The Twins revamped their medical staff last offseason and recently brought in a new strength and conditioning team, so we've gotta have confidence that they are making solid, well-informed decisions on this front. I would imagine that Reed has a very specific program in place for the coming winter.
It's also promising that he'll have two new important voices surrounding him. Pitching coach Wes Johnson has long been known as a "velocity guru," who emphasizes lower-body involvement and takes full advantage of available technology to help his pitchers improve. Sounds like exactly the kind of instructor Reed could use.
The Twins also have a fresh assistant pitching coach in Jeremy Hefner, who was already in the organization but will now be present in the bullpen to assist Reed more directly. Hefner is reputedly highly-regarded for his ability to break down video, and may form an empathetic connection with Reed, only three years his junior. Hefner is no stranger to elbow problems, having undergone two Tommy John surgeries before retiring a few years ago. I liken it to the dynamic between Rocco Baldelli and Byron Buxton; there's a unique perspective and resonance to be gained from having walked in a player's shoes in the not-too-distant past.
Even if the Twins aren't able to juice up Reed's throwing speed again, Hefner may help guide Reed toward effectiveness with a lesser arsenal. This excerpt from a Mike Berardino 2017 profile on Hefner feels relevant now:
The fact Hefner was able to hang around as long as he did with an 89-91 mph fastball seems to have smoothed the transition and helped a Twins staff that largely lacks swing-and-miss weapons.

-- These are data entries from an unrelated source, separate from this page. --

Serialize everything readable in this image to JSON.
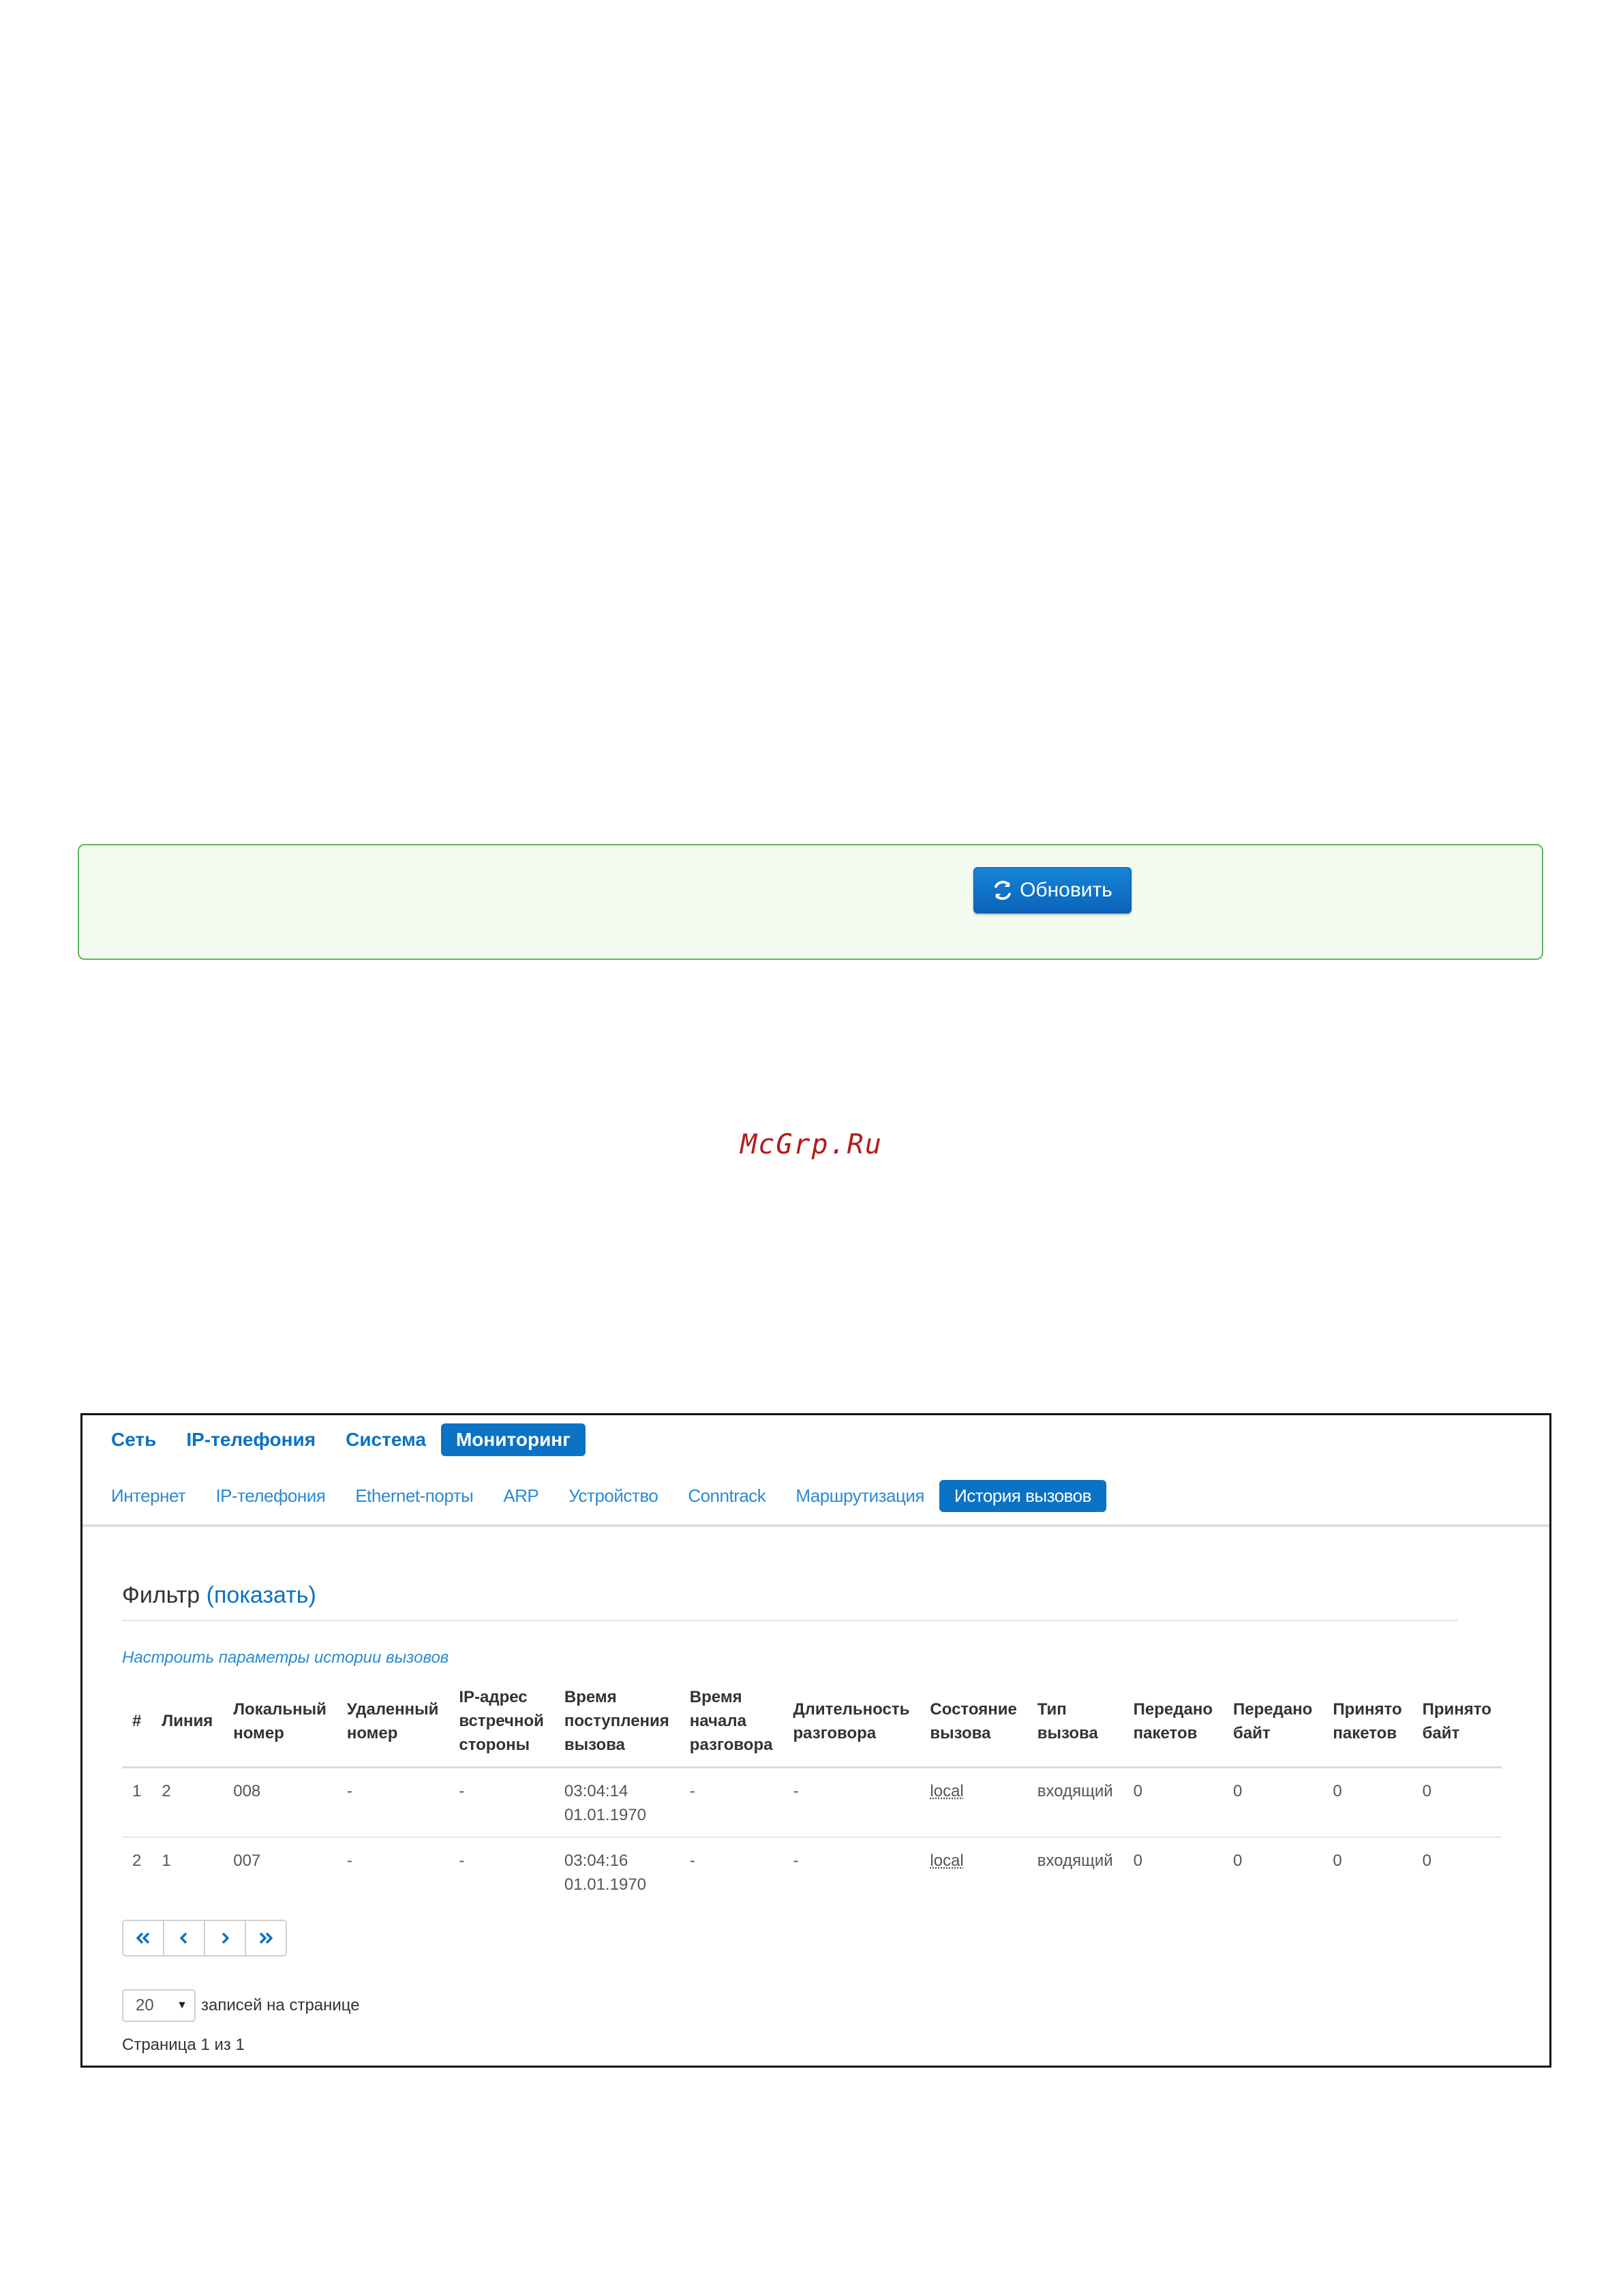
{
  "refresh": {
    "label": "Обновить"
  },
  "watermark": "McGrp.Ru",
  "nav_main": [
    {
      "label": "Сеть",
      "active": false
    },
    {
      "label": "IP-телефония",
      "active": false
    },
    {
      "label": "Система",
      "active": false
    },
    {
      "label": "Мониторинг",
      "active": true
    }
  ],
  "nav_sub": [
    {
      "label": "Интернет",
      "active": false
    },
    {
      "label": "IP-телефония",
      "active": false
    },
    {
      "label": "Ethernet-порты",
      "active": false
    },
    {
      "label": "ARP",
      "active": false
    },
    {
      "label": "Устройство",
      "active": false
    },
    {
      "label": "Conntrack",
      "active": false
    },
    {
      "label": "Маршрутизация",
      "active": false
    },
    {
      "label": "История вызовов",
      "active": true
    }
  ],
  "filter": {
    "title": "Фильтр",
    "toggle": "(показать)"
  },
  "settings_link": "Настроить параметры истории вызовов",
  "table": {
    "headers": [
      [
        "#"
      ],
      [
        "Линия"
      ],
      [
        "Локальный",
        "номер"
      ],
      [
        "Удаленный",
        "номер"
      ],
      [
        "IP-адрес",
        "встречной",
        "стороны"
      ],
      [
        "Время",
        "поступления",
        "вызова"
      ],
      [
        "Время",
        "начала",
        "разговора"
      ],
      [
        "Длительность",
        "разговора"
      ],
      [
        "Состояние",
        "вызова"
      ],
      [
        "Тип",
        "вызова"
      ],
      [
        "Передано",
        "пакетов"
      ],
      [
        "Передано",
        "байт"
      ],
      [
        "Принято",
        "пакетов"
      ],
      [
        "Принято",
        "байт"
      ]
    ],
    "rows": [
      [
        "1",
        "2",
        "008",
        "-",
        "-",
        [
          "03:04:14",
          "01.01.1970"
        ],
        "-",
        "-",
        "local",
        "входящий",
        "0",
        "0",
        "0",
        "0"
      ],
      [
        "2",
        "1",
        "007",
        "-",
        "-",
        [
          "03:04:16",
          "01.01.1970"
        ],
        "-",
        "-",
        "local",
        "входящий",
        "0",
        "0",
        "0",
        "0"
      ]
    ]
  },
  "pager": {
    "first": "first-page-icon",
    "prev": "prev-page-icon",
    "next": "next-page-icon",
    "last": "last-page-icon"
  },
  "per_page": {
    "value": "20",
    "label": "записей на странице"
  },
  "page_info": "Страница 1 из 1",
  "colors": {
    "accent": "#0b72c4",
    "panel_border": "#5cb85c"
  }
}
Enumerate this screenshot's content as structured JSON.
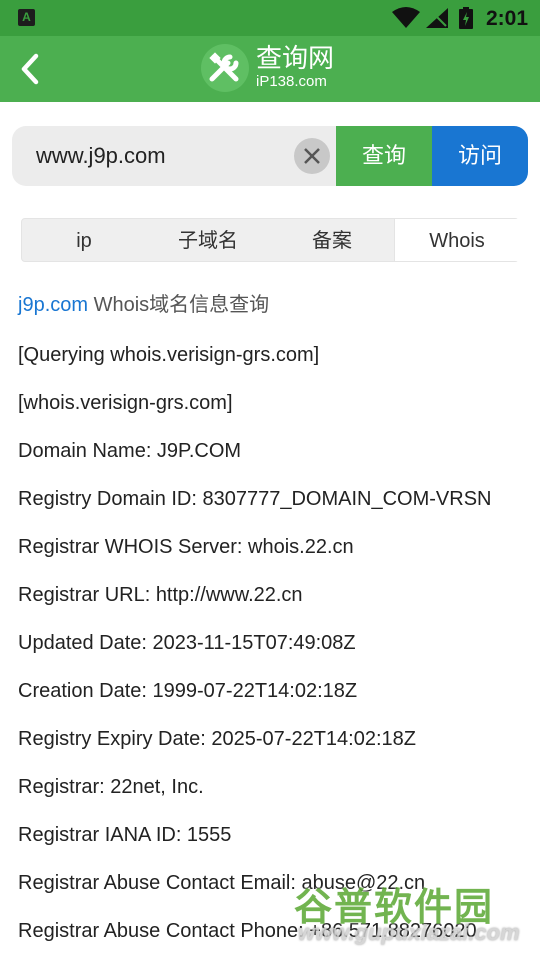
{
  "status_bar": {
    "time": "2:01",
    "app_letter": "A"
  },
  "app_bar": {
    "title": "查询网",
    "subtitle": "iP138.com"
  },
  "search": {
    "value": "www.j9p.com",
    "query_label": "查询",
    "visit_label": "访问"
  },
  "tabs": [
    {
      "label": "ip",
      "active": false
    },
    {
      "label": "子域名",
      "active": false
    },
    {
      "label": "备案",
      "active": false
    },
    {
      "label": "Whois",
      "active": true
    }
  ],
  "heading": {
    "domain": "j9p.com",
    "text": " Whois域名信息查询"
  },
  "whois_lines": [
    "[Querying whois.verisign-grs.com]",
    "[whois.verisign-grs.com]",
    "Domain Name: J9P.COM",
    "Registry Domain ID: 8307777_DOMAIN_COM-VRSN",
    "Registrar WHOIS Server: whois.22.cn",
    "Registrar URL: http://www.22.cn",
    "Updated Date: 2023-11-15T07:49:08Z",
    "Creation Date: 1999-07-22T14:02:18Z",
    "Registry Expiry Date: 2025-07-22T14:02:18Z",
    "Registrar: 22net, Inc.",
    "Registrar IANA ID: 1555",
    "Registrar Abuse Contact Email: abuse@22.cn",
    "Registrar Abuse Contact Phone: +86.571.88276020"
  ],
  "watermark": {
    "title": "谷普软件园",
    "url": "www.gupuxiazai.com"
  },
  "colors": {
    "status_bar": "#3a9e3e",
    "app_bar": "#4caf50",
    "query_button": "#4caf50",
    "visit_button": "#1976d2",
    "link": "#1976d2"
  }
}
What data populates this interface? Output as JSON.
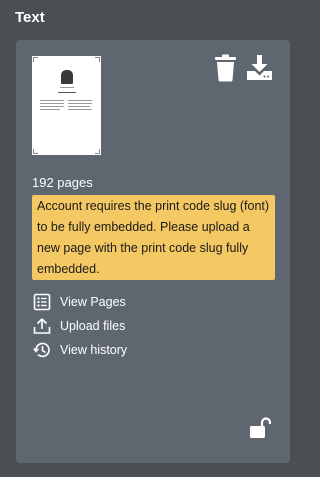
{
  "header": {
    "title": "Text"
  },
  "card": {
    "page_count": "192 pages",
    "warning": "Account requires the print code slug (font) to be fully embedded. Please upload a new page with the print code slug fully embedded.",
    "actions": [
      {
        "label": "View Pages",
        "icon": "list-icon"
      },
      {
        "label": "Upload files",
        "icon": "upload-icon"
      },
      {
        "label": "View history",
        "icon": "history-icon"
      }
    ],
    "toolbar_icons": [
      "trash-icon",
      "download-icon"
    ],
    "lock_icon": "unlock-icon"
  },
  "colors": {
    "background": "#4a4f54",
    "card": "#5e6770",
    "warning": "#f4c862",
    "text": "#ffffff"
  }
}
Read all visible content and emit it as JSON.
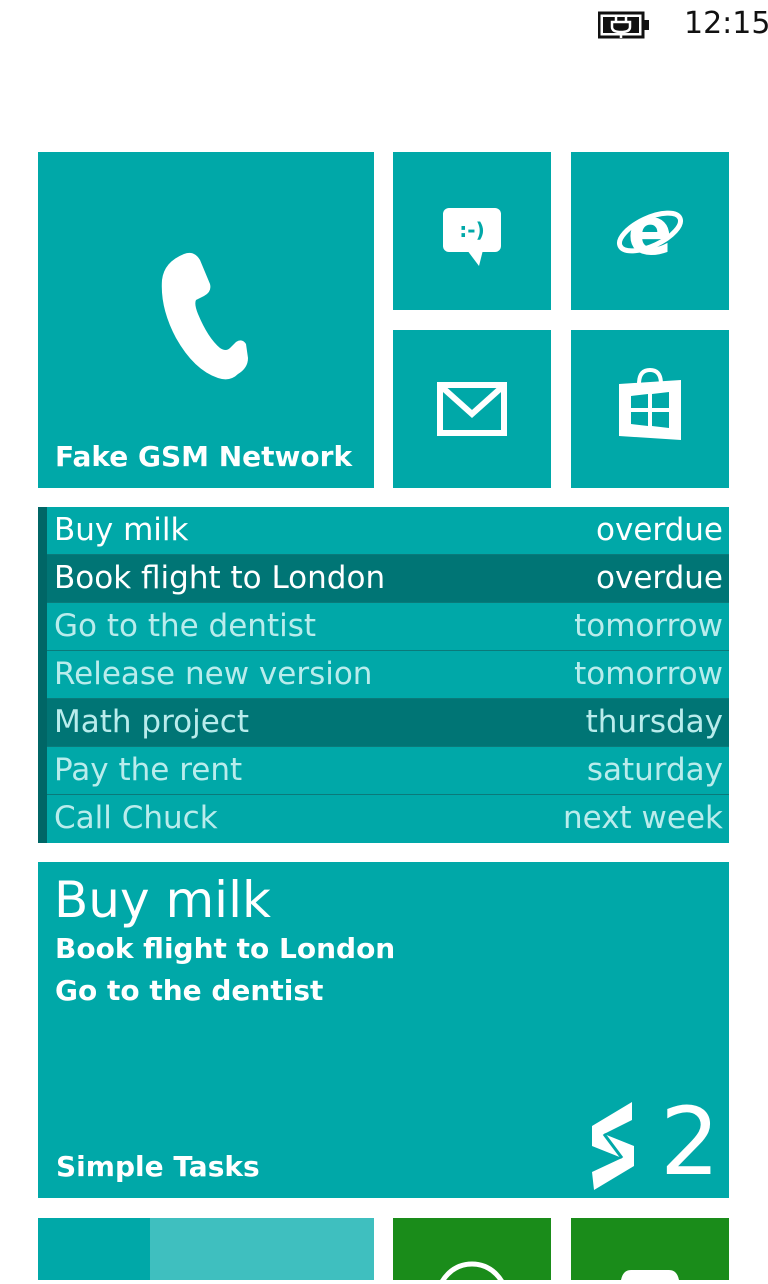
{
  "status_bar": {
    "time": "12:15",
    "battery_icon": "battery-charging-icon"
  },
  "tiles": {
    "phone": {
      "label": "Fake GSM Network",
      "icon": "phone-icon"
    },
    "messaging": {
      "icon": "messaging-icon",
      "glyph": ":-)"
    },
    "browser": {
      "icon": "internet-explorer-icon"
    },
    "mail": {
      "icon": "mail-icon"
    },
    "store": {
      "icon": "store-icon"
    }
  },
  "task_list": {
    "items": [
      {
        "name": "Buy milk",
        "due": "overdue"
      },
      {
        "name": "Book flight to London",
        "due": "overdue"
      },
      {
        "name": "Go to the dentist",
        "due": "tomorrow"
      },
      {
        "name": "Release new version",
        "due": "tomorrow"
      },
      {
        "name": "Math project",
        "due": "thursday"
      },
      {
        "name": "Pay the rent",
        "due": "saturday"
      },
      {
        "name": "Call Chuck",
        "due": "next week"
      }
    ]
  },
  "simple_tasks_tile": {
    "title": "Buy milk",
    "lines": [
      "Book flight to London",
      "Go to the dentist"
    ],
    "label": "Simple Tasks",
    "count": "2"
  },
  "colors": {
    "accent": "#00A8A8",
    "accent_dark": "#007575",
    "green_tile": "#1a8c1a"
  }
}
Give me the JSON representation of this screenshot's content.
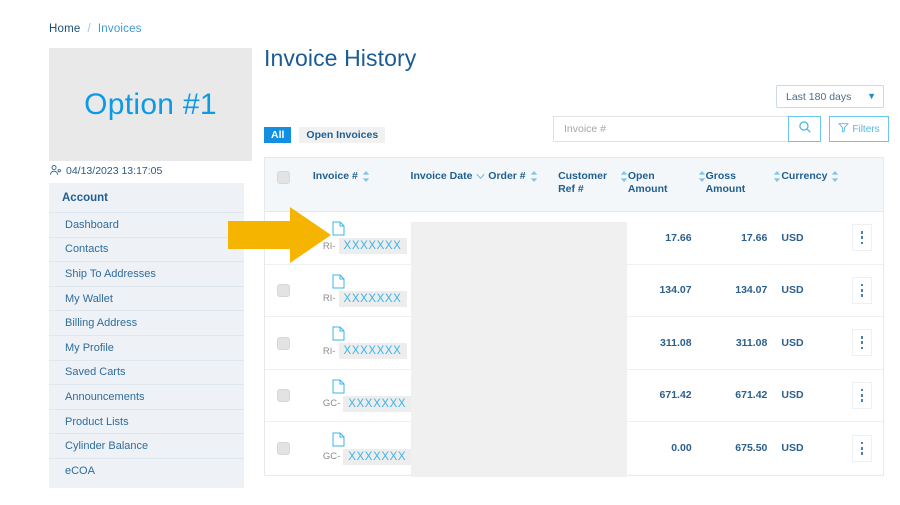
{
  "breadcrumb": {
    "home": "Home",
    "separator": "/",
    "current": "Invoices"
  },
  "annotation": {
    "option_label": "Option #1",
    "arrow_color": "#F5B400"
  },
  "user": {
    "timestamp": "04/13/2023 13:17:05",
    "icon": "user-icon"
  },
  "sidebar": {
    "heading": "Account",
    "items": [
      {
        "label": "Dashboard"
      },
      {
        "label": "Contacts"
      },
      {
        "label": "Ship To Addresses"
      },
      {
        "label": "My Wallet"
      },
      {
        "label": "Billing Address"
      },
      {
        "label": "My Profile"
      },
      {
        "label": "Saved Carts"
      },
      {
        "label": "Announcements"
      },
      {
        "label": "Product Lists"
      },
      {
        "label": "Cylinder Balance"
      },
      {
        "label": "eCOA"
      }
    ]
  },
  "main": {
    "title": "Invoice History",
    "date_range": {
      "selected": "Last 180 days",
      "icon": "chevron-down-icon"
    },
    "tabs": [
      {
        "label": "All",
        "active": true
      },
      {
        "label": "Open Invoices",
        "active": false
      }
    ],
    "search": {
      "placeholder": "Invoice #",
      "value": "",
      "icon": "search-icon"
    },
    "filters_button": {
      "label": "Filters",
      "icon": "filter-icon"
    }
  },
  "table": {
    "columns": [
      {
        "label": "Invoice #",
        "sort": "both"
      },
      {
        "label": "Invoice Date",
        "sort": "desc"
      },
      {
        "label": "Order #",
        "sort": "both"
      },
      {
        "label": "Customer Ref #",
        "sort": "both"
      },
      {
        "label": "Open Amount",
        "sort": "both"
      },
      {
        "label": "Gross Amount",
        "sort": "both"
      },
      {
        "label": "Currency",
        "sort": "both"
      }
    ],
    "rows": [
      {
        "prefix": "RI-",
        "invoice": "XXXXXXX",
        "open_amount": "17.66",
        "gross_amount": "17.66",
        "currency": "USD"
      },
      {
        "prefix": "RI-",
        "invoice": "XXXXXXX",
        "open_amount": "134.07",
        "gross_amount": "134.07",
        "currency": "USD"
      },
      {
        "prefix": "RI-",
        "invoice": "XXXXXXX",
        "open_amount": "311.08",
        "gross_amount": "311.08",
        "currency": "USD"
      },
      {
        "prefix": "GC-",
        "invoice": "XXXXXXX",
        "open_amount": "671.42",
        "gross_amount": "671.42",
        "currency": "USD"
      },
      {
        "prefix": "GC-",
        "invoice": "XXXXXXX",
        "open_amount": "0.00",
        "gross_amount": "675.50",
        "currency": "USD"
      }
    ]
  },
  "colors": {
    "accent": "#128fe0",
    "title": "#1a5c96",
    "redaction": "#f0f0f0"
  }
}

“Location is always paramount,” Hefner says. “Ultimately, this thing is about execution. That’s why this stuff speaks to me so well because I had to execute to be successful. If I was still playing and I had this information, it would free me up to not try to be nasty and just go execute.”The nice thing about Reed is that he has excellent control; his 5.1% BB rate since 2016 ranks eighth-best among MLB relievers. While his stuff played down in the second half of this season, he still stayed in the zone, walking only two of 62 batters faced in August and September. He seems like a viable candidate to succeed on execution over stuff.
Under ideal circumstances, Reed will show up to camp in the spring with a fastball showing renewed life. It's important to remember how valuable he can be at full strength and effectiveness. In 2016 he ranked sixth among MLB relievers in WAR. Add that guy to the mix with Trevor May, Taylor Rogers and a couple of other offseason additions, and you've got the makings of a bullpen that can square off with the game's best.
Sadly, it's tough to count on that happening. So the question is: how can the Twins get the most out of whatever version of Reed they get in 2019? At the very least, I feel good about the people now in charge of answering it.